U.S. Citizenship and Immigration Services (USCIS) has released the August 2025 visa bulletin, offering key updates for individuals awaiting permanent residency — or green cards — in the United States.
Why It Matters
This bulletin outlines when applicants can advance to the next step in the green card process, based on their visa category and country of origin. It’s especially critical as the U.S. faces a growing immigration backlog, with more than 11.3 million pending applications.
Green card applicants rely on the monthly bulletin to track when they can adjust their status — which hinges on a priority date established when a petition was originally filed by a family member or employer. The bulletin also shows when a visa is actually available for final processing and approval.
What’s in the August 2025 Bulletin
The bulletin, issued by the State Department, sets priority dates for both family-sponsored and employment-based green card applicants.
- Family-sponsored green cards are capped at 226,000 visas annually.
- Employment-based green cards are limited to 140,000 visas each fiscal year.
- Per-country limits restrict any single nation to no more than 7% of the total — about 25,620 visas per year.
Some U.S. territories are capped at 2% (7,320 visas), placing additional strain on wait times for high-demand countries like India and China.
Key Updates by Category
- Employment-Based Second Preference (EB-2) for India: Moved forward by about one month — a modest but significant shift for applicants waiting years.
- EB-3 (Skilled Workers/Professionals): No movement for Indian applicants, reflecting ongoing delays in processing.
- Family-Based Visas: Slight progress in some categories, with queues inching forward by roughly a month.
Chinese applicants are experiencing similar stagnation in employment-based categories, while some family-based visa timelines show small improvements.
What It Means for Applicants
To proceed with a green card application in August, your priority date must be earlier than the date listed in the bulletin for your category and country. Two sections guide the process:
- Dates for Filing: Earliest an applicant can submit forms.

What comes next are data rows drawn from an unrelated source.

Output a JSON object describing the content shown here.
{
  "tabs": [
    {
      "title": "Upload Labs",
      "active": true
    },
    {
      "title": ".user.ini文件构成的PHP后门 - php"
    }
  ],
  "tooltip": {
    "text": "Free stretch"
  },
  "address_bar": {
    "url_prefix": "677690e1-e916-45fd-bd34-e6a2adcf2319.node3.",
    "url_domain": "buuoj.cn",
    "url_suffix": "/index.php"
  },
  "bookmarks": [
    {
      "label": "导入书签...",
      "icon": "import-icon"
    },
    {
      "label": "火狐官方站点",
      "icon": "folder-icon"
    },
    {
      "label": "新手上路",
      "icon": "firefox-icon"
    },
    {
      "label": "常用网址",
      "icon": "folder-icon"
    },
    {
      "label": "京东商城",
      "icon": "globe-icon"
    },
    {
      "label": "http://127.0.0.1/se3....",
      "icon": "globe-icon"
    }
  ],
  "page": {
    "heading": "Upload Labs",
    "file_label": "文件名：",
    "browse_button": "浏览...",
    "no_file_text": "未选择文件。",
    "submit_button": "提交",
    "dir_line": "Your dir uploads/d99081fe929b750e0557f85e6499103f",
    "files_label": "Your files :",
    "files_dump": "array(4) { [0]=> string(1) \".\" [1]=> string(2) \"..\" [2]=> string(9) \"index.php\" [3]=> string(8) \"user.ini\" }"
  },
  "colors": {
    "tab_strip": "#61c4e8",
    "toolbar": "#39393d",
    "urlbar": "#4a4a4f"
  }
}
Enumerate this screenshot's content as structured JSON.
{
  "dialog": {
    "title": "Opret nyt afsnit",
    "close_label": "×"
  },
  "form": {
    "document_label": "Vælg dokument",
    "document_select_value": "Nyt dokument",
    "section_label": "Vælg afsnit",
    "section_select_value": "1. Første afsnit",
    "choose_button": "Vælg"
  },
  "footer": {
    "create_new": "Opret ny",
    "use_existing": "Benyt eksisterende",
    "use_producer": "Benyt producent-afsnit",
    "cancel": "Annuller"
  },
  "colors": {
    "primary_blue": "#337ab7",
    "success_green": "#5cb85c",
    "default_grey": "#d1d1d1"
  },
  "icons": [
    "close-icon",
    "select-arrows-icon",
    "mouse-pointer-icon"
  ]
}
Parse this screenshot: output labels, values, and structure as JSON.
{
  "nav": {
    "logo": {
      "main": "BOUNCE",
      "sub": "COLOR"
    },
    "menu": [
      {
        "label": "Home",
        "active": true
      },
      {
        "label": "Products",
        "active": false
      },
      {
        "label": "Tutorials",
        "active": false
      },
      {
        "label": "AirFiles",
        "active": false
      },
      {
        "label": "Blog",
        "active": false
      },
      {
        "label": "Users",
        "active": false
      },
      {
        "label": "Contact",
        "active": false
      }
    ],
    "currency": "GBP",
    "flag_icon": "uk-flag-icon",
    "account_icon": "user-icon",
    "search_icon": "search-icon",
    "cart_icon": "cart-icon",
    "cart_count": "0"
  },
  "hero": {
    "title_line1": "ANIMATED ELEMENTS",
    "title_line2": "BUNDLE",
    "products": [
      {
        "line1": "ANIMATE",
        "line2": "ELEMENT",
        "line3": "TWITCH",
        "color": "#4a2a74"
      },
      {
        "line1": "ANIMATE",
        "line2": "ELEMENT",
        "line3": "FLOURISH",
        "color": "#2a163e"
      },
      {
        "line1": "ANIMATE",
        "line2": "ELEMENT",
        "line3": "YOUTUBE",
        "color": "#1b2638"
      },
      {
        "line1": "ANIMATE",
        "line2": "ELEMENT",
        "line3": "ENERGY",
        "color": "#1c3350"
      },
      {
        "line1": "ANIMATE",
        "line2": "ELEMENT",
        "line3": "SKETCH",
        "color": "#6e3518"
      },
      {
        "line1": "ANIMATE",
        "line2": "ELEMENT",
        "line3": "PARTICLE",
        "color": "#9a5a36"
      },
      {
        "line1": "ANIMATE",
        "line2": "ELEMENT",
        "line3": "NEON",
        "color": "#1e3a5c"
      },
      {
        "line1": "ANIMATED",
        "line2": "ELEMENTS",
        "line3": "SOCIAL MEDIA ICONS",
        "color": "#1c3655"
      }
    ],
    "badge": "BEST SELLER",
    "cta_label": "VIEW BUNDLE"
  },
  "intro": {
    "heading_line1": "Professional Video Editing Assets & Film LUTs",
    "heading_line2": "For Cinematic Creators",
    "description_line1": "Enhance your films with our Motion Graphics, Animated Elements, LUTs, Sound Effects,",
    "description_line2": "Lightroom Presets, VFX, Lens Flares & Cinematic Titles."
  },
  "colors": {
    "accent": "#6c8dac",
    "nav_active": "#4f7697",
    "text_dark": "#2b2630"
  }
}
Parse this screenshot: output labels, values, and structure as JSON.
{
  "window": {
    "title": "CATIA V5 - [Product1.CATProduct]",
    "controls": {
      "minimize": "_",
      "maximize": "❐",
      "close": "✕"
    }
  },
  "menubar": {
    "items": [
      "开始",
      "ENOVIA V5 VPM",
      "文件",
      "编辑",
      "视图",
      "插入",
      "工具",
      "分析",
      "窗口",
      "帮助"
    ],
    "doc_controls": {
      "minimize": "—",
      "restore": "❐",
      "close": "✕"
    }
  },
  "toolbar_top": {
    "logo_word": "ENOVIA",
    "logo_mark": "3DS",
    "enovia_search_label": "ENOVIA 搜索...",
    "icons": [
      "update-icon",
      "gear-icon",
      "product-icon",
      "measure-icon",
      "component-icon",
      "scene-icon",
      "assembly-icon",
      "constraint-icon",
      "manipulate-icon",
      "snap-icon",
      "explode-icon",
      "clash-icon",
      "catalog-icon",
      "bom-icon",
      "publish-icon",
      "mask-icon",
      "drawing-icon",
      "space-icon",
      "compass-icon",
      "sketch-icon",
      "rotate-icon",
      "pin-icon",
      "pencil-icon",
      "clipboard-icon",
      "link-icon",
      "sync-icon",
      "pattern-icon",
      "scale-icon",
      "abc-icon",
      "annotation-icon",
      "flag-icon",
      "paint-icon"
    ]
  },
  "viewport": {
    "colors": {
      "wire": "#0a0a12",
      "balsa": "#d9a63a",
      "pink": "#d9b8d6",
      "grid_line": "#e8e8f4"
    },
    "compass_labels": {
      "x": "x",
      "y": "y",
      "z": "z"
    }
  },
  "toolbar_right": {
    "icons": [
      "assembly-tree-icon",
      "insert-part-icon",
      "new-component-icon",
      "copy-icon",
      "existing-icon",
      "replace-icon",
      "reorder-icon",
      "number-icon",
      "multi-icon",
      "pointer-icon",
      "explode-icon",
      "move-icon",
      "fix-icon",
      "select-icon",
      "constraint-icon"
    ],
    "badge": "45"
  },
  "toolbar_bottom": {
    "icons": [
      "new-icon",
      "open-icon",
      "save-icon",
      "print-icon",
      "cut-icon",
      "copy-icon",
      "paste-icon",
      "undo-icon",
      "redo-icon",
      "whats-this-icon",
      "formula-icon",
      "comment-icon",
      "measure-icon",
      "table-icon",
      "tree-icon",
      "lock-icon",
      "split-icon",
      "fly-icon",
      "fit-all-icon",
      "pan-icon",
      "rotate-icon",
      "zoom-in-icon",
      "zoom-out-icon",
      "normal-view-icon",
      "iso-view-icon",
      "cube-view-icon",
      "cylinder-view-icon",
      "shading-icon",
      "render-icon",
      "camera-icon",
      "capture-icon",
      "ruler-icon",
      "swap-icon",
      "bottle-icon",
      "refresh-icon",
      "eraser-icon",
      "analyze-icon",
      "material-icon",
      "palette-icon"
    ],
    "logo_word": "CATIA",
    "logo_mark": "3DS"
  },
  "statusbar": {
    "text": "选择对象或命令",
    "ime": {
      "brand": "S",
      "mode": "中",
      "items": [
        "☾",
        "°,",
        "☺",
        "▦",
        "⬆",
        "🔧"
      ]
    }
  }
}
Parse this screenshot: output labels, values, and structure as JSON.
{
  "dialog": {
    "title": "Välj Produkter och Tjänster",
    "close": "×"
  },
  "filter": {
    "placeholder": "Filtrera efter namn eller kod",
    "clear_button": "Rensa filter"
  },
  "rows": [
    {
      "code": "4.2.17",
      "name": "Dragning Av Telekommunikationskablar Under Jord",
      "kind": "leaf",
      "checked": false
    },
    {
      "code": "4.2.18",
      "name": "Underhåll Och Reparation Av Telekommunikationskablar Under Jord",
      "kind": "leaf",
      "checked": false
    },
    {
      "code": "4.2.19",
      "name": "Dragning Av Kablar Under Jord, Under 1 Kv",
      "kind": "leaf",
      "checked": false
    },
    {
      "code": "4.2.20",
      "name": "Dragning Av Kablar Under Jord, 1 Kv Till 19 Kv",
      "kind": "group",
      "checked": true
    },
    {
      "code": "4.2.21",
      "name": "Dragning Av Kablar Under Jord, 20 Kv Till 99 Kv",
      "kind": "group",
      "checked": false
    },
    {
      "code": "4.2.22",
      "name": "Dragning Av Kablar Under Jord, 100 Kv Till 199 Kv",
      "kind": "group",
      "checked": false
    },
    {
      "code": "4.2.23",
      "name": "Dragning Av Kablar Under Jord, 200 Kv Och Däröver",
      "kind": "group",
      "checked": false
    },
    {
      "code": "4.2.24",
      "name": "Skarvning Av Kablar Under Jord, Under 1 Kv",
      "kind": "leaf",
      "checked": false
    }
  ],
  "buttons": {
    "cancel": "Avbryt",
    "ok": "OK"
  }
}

- Final Action Dates: When a visa number is available, and your application can be approved.
Both are crucial benchmarks in the complex and often slow-moving U.S. immigration process.
The Bigger Picture
According to Doug Rand, a former senior USCIS official during the Biden administration, the bottleneck is twofold:
“There are administrative backlogs — cases ready to process — and statutory backlogs, caused by outdated caps set by Congress back in 1990,” he told Newsweek. “Only legislative action can fix that.”
As India continues to dominate green card demand — particularly in tech and health sectors — experts say the backlog is likely to persist unless the immigration quota system is reformed.
Looking Ahead
The green card delays come at a time of rising political tension over immigration and as ICE enforcement ramps up. Advocates urge applicants to regularly monitor the monthly visa bulletin and ensure all documentation is in order to act swiftly once eligible.
For now, even small shifts in the bulletin represent a sliver of hope in an otherwise clogged system.